À l’ombre des platanes qui bordent l’avenue de Grammont, Marc Madiot a livré son propre sprint pour tomber dans les bras d’Arnaud Démare. L’intensité de l’accolade et de la poignée de mains qui accompagnaient le "Tu l’as eue Nono !" glissé par le manager mayennais à son coureur, en disaient long sur la charge émotionnelle de ce succès.

"Je compte plus de 80 victoires chez les pros, mais celle-ci revêt quelque chose de très particulier, soufflait le triple champion de France.
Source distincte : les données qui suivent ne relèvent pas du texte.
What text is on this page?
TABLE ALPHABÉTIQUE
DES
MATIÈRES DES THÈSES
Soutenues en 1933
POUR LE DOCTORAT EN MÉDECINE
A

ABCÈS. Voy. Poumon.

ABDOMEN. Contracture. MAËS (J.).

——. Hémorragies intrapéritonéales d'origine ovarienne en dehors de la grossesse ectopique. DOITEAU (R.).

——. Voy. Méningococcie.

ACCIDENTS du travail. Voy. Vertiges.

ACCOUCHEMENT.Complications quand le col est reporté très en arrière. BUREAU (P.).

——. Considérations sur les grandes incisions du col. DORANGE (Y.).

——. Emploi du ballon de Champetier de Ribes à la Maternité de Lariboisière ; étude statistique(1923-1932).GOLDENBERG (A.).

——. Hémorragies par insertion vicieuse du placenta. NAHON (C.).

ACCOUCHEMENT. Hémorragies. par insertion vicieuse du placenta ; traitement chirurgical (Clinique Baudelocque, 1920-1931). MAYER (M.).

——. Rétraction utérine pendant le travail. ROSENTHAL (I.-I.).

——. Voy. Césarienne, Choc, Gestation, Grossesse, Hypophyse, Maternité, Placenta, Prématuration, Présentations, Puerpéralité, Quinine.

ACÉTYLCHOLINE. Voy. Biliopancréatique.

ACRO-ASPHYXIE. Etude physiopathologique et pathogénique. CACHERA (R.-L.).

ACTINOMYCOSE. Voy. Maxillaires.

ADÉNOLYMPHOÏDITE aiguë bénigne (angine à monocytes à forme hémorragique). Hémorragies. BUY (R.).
Le grand public ne l’a peut-être pas perçu mais j’ai vécu des moments très difficiles, emplis de doutes, ces derniers mois avec mon abandon sur le Tour de France puis une Vuelta sur laquelle je n’ai pas eu le bonheur de lever les bras. J’ai pas mal gambergé mais mon entourage m’a poussé à continuer à faire les choses bien à l’entraînement et en course et ce succès tombe comme une délivrance."

Sorti avec Jasper Stuyven en chasse du duo Bonnamour-Dewulf à une dizaine de kilomètres de l’arrivée, le Picard pensa un instant qu’il ne lui serait pas possible de jouer la victoire.

"On a vite réduit l’écart à une dizaine de secondes mais celui-ci a ensuite longtemps plafonné. J’ai franchement cru un moment qu’on ne reviendrait pas sur la tête de course mais ils se sont heureusement un peu regardés. Un très bref temps mort m’a permis de reprendre un instant mon souffle avant de livrer un sprint dans lequel j’avais peur de me louper. Ma confiance en moi n’était pas au zénith mais cette victoire change la donne et va me permettre de négocier la trêve hivernale avec un gros moral. J’ai toujours aimé cette course, mais je ne pensais pas que ce nouveau parcours me sourirait un jour. Comme quoi, il faut toujours croire en sa chance…"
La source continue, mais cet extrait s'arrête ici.